States like Minnesota, Rhode Island, and Wisconsin operate their programs as TEFRA state plan options. Minnesota enrolled 3,381 children in its TEFRA program in fiscal year 2020. Other states, like Tennessee, run their version as a waiver program. Still others don’t offer the option at all. Not every state participates, so availability depends on where you live.
State-by-State Differences
Because participation is optional for states, there is no single national Katie Beckett program. Each participating state sets its own rules within the federal framework. The differences can be significant. Some states cover children up to age 18, others up to 19. Some have waiting lists, others don’t. The additional home and community-based services, service dollar caps, and application processes all vary.

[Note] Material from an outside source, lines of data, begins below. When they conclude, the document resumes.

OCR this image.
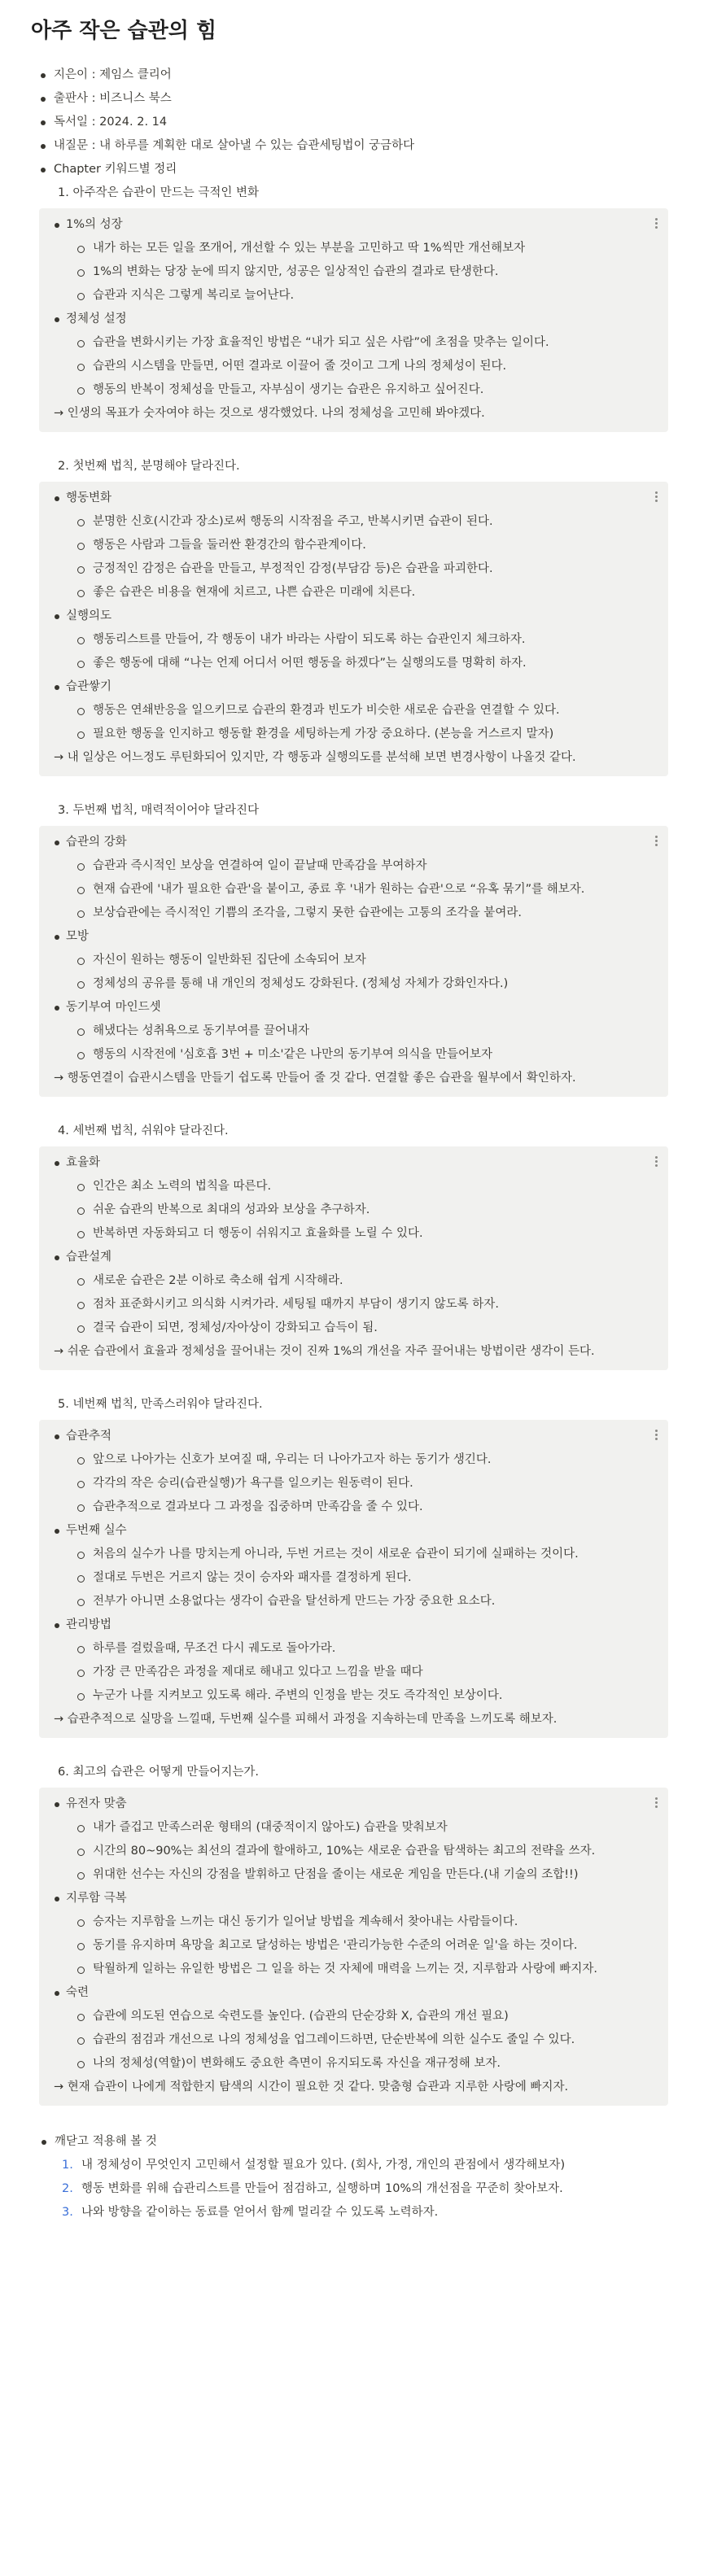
아주 작은 습관의 힘
지은이 : 제임스 클리어
출판사 : 비즈니스 북스
독서일 : 2024. 2. 14
내질문 : 내 하루를 계획한 대로 살아낼 수 있는 습관세팅법이 궁금하다
Chapter 키워드별 정리
1. 아주작은 습관이 만드는 극적인 변화
1%의 성장
내가 하는 모든 일을 쪼개어, 개선할 수 있는 부분을 고민하고 딱 1%씩만 개선해보자
1%의 변화는 당장 눈에 띄지 않지만, 성공은 일상적인 습관의 결과로 탄생한다.
습관과 지식은 그렇게 복리로 늘어난다.
정체성 설정
습관을 변화시키는 가장 효율적인 방법은 “내가 되고 싶은 사람”에 초점을 맞추는 일이다.
습관의 시스템을 만들면, 어떤 결과로 이끌어 줄 것이고 그게 나의 정체성이 된다.
행동의 반복이 정체성을 만들고, 자부심이 생기는 습관은 유지하고 싶어진다.
→ 인생의 목표가 숫자여야 하는 것으로 생각했었다. 나의 정체성을 고민해 봐야겠다.
2. 첫번째 법칙, 분명해야 달라진다.
행동변화
분명한 신호(시간과 장소)로써 행동의 시작점을 주고, 반복시키면 습관이 된다.
행동은 사람과 그들을 둘러싼 환경간의 함수관계이다.
긍정적인 감정은 습관을 만들고, 부정적인 감정(부담감 등)은 습관을 파괴한다.
좋은 습관은 비용을 현재에 치르고, 나쁜 습관은 미래에 치른다.
실행의도
행동리스트를 만들어, 각 행동이 내가 바라는 사람이 되도록 하는 습관인지 체크하자.
좋은 행동에 대해 “나는 언제 어디서 어떤 행동을 하겠다”는 실행의도를 명확히 하자.
습관쌓기
행동은 연쇄반응을 일으키므로 습관의 환경과 빈도가 비슷한 새로운 습관을 연결할 수 있다.
필요한 행동을 인지하고 행동할 환경을 세팅하는게 가장 중요하다. (본능을 거스르지 말자)
→ 내 일상은 어느정도 루틴화되어 있지만, 각 행동과 실행의도를 분석해 보면 변경사항이 나올것 같다.
3. 두번째 법칙, 매력적이어야 달라진다
습관의 강화
습관과 즉시적인 보상을 연결하여 일이 끝날때 만족감을 부여하자
현재 습관에 '내가 필요한 습관'을 붙이고, 종료 후 '내가 원하는 습관'으로 “유혹 묶기”를 해보자.
보상습관에는 즉시적인 기쁨의 조각을, 그렇지 못한 습관에는 고통의 조각을 붙여라.
모방
자신이 원하는 행동이 일반화된 집단에 소속되어 보자
정체성의 공유를 통해 내 개인의 정체성도 강화된다. (정체성 자체가 강화인자다.)
동기부여 마인드셋
해냈다는 성취욕으로 동기부여를 끌어내자
행동의 시작전에 '심호흡 3번 + 미소'같은 나만의 동기부여 의식을 만들어보자
→ 행동연결이 습관시스템을 만들기 쉽도록 만들어 줄 것 같다. 연결할 좋은 습관을 월부에서 확인하자.
4. 세번째 법칙, 쉬워야 달라진다.
효율화
인간은 최소 노력의 법칙을 따른다.
쉬운 습관의 반복으로 최대의 성과와 보상을 추구하자.
반복하면 자동화되고 더 행동이 쉬워지고 효율화를 노릴 수 있다.
습관설계
새로운 습관은 2분 이하로 축소해 쉽게 시작해라.
점차 표준화시키고 의식화 시켜가라. 세팅될 때까지 부담이 생기지 않도록 하자.
결국 습관이 되면, 정체성/자아상이 강화되고 습득이 됨.
→ 쉬운 습관에서 효율과 정체성을 끌어내는 것이 진짜 1%의 개선을 자주 끌어내는 방법이란 생각이 든다.
5. 네번째 법칙, 만족스러워야 달라진다.
습관추적
앞으로 나아가는 신호가 보여질 때, 우리는 더 나아가고자 하는 동기가 생긴다.
각각의 작은 승리(습관실행)가 욕구를 일으키는 원동력이 된다.
습관추적으로 결과보다 그 과정을 집중하며 만족감을 줄 수 있다.
두번째 실수
처음의 실수가 나를 망치는게 아니라, 두번 거르는 것이 새로운 습관이 되기에 실패하는 것이다.
절대로 두번은 거르지 않는 것이 승자와 패자를 결정하게 된다.
전부가 아니면 소용없다는 생각이 습관을 탈선하게 만드는 가장 중요한 요소다.
관리방법
하루를 걸렀을때, 무조건 다시 궤도로 돌아가라.
가장 큰 만족감은 과정을 제대로 해내고 있다고 느낌을 받을 때다
누군가 나를 지켜보고 있도록 해라. 주변의 인정을 받는 것도 즉각적인 보상이다.
→ 습관추적으로 실망을 느낄때, 두번째 실수를 피해서 과정을 지속하는데 만족을 느끼도록 해보자.
6. 최고의 습관은 어떻게 만들어지는가.
유전자 맞춤
내가 즐겁고 만족스러운 형태의 (대중적이지 않아도) 습관을 맞춰보자
시간의 80~90%는 최선의 결과에 할애하고, 10%는 새로운 습관을 탐색하는 최고의 전략을 쓰자.
위대한 선수는 자신의 강점을 발휘하고 단점을 줄이는 새로운 게임을 만든다.(내 기술의 조합!!)
지루함 극복
승자는 지루함을 느끼는 대신 동기가 일어날 방법을 계속해서 찾아내는 사람들이다.
동기를 유지하며 욕망을 최고로 달성하는 방법은 '관리가능한 수준의 어려운 일'을 하는 것이다.
탁월하게 일하는 유일한 방법은 그 일을 하는 것 자체에 매력을 느끼는 것, 지루함과 사랑에 빠지자.
숙련
습관에 의도된 연습으로 숙련도를 높인다. (습관의 단순강화 X, 습관의 개선 필요)
습관의 점검과 개선으로 나의 정체성을 업그레이드하면, 단순반복에 의한 실수도 줄일 수 있다.
나의 정체성(역할)이 변화해도 중요한 측면이 유지되도록 자신을 재규정해 보자.
→ 현재 습관이 나에게 적합한지 탐색의 시간이 필요한 것 같다. 맞춤형 습관과 지루한 사랑에 빠지자.
깨닫고 적용해 볼 것
1. 내 정체성이 무엇인지 고민해서 설정할 필요가 있다. (회사, 가정, 개인의 관점에서 생각해보자)
2. 행동 변화를 위해 습관리스트를 만들어 점검하고, 실행하며 10%의 개선점을 꾸준히 찾아보자.
3. 나와 방향을 같이하는 동료를 얻어서 함께 멀리갈 수 있도록 노력하자.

Wisconsin’s program, called “Katie Beckett Medicaid,” provides full fee-for-service Medicaid coverage. Children who are approved receive a ForwardHealth Medicaid ID card and can access preventive care, specialty services, and medical equipment. Tennessee’s program adds structured tiers of home-based services on top of Medicaid. Minnesota’s program is one of the larger ones in the country by enrollment.
If you’re trying to find out whether your state offers this option, searching for “TEFRA” or “Katie Beckett” along with your state name and “Medicaid” is the most direct route. Your state’s Medicaid agency or department of health services will have the specific eligibility criteria and application details.

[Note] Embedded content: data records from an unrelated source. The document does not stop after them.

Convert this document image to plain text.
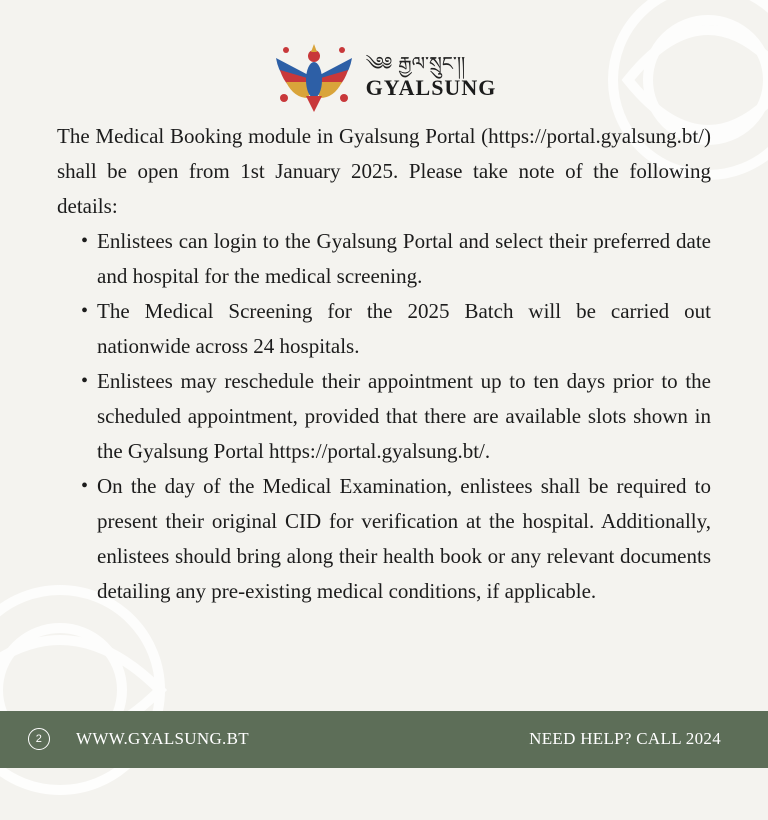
༄༅ རྒྱལ་སྲུང་།།
GYALSUNG

The Medical Booking module in Gyalsung Portal (https://portal.gyalsung.bt/) shall be open from 1st January 2025. Please take note of the following details:

• Enlistees can login to the Gyalsung Portal and select their preferred date and hospital for the medical screening.
• The Medical Screening for the 2025 Batch will be carried out nationwide across 24 hospitals.
• Enlistees may reschedule their appointment up to ten days prior to the scheduled appointment, provided that there are available slots shown in the Gyalsung Portal https://portal.gyalsung.bt/.
• On the day of the Medical Examination, enlistees shall be required to present their original CID for verification at the hospital. Additionally, enlistees should bring along their health book or any relevant documents detailing any pre-existing medical conditions, if applicable.
2	WWW.GYALSUNG.BT	NEED HELP? CALL 2024
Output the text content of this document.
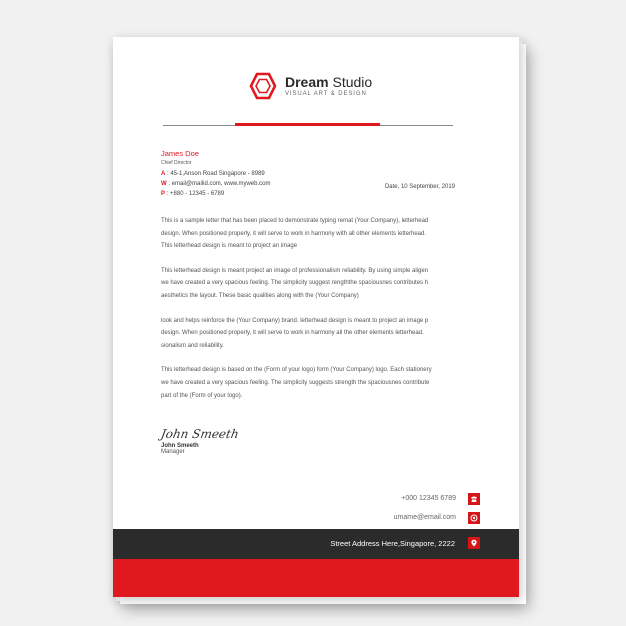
Dream Studio
VISUAL ART & DESIGN
James Doe
Chief Director
A : 45-1,Anson Road Singapore - 8989
W : email@mailid.com, www.myweb.com
P : +880 - 12345 - 6789
Date, 10 September, 2019
This is a sample letter that has been placed to demonstrate typing remat (Your Company), letterhead
design. When positioned properly, it will serve to work in harmony with all other elements letterhead.
This letterhead design is meant to project an image
This letterhead design is meant project an image of professionalism reliability. By using simple aligen
we have created a very spacious feeling. The simplicity suggest rengththe spaciousnes contributes h
aesthetics the layout. These basic qualities along with the (Your Company)
look and helps reinforce the (Your Company) brand. letterhead design is meant to project an image p
design. When positioned properly, it will serve to work in harmony all the other elements letterhead.
sionalism and reliability.
This letterhead design is based on the (Form of your logo) form (Your Company) logo. Each stationery
we have created a very spacious feeling. The simplicity suggests strength the spaciousnes contribute
part of the (Form of your logo).
John Smeeth
John Smeeth
Manager
+000 12345 6789
umame@email.com
Street Address Here,Singapore, 2222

Why It Matters for Families
The fundamental problem Katie Beckett solved in 1982 still exists for families today. A child can have medical needs that cost tens of thousands of dollars per year, needs that no typical health insurance plan fully covers, while the family earns too much to qualify for standard Medicaid. Without the Katie Beckett pathway, the only way to access Medicaid coverage for that child might be to place them in an institution, which is worse for the child, more expensive for the state, and devastating for the family.
For families who qualify, the program can cover services that private insurance often limits or excludes: extended private duty nursing hours, specialized equipment, home modifications like wheelchair ramps or accessible bathrooms, and therapies beyond what commercial plans typically authorize. It can also serve as secondary coverage alongside private insurance, picking up costs that the family’s employer-based plan won’t cover. This combination is often what makes it financially possible for a family to care for a medically complex child at home rather than facing the choice between bankruptcy and institutionalization.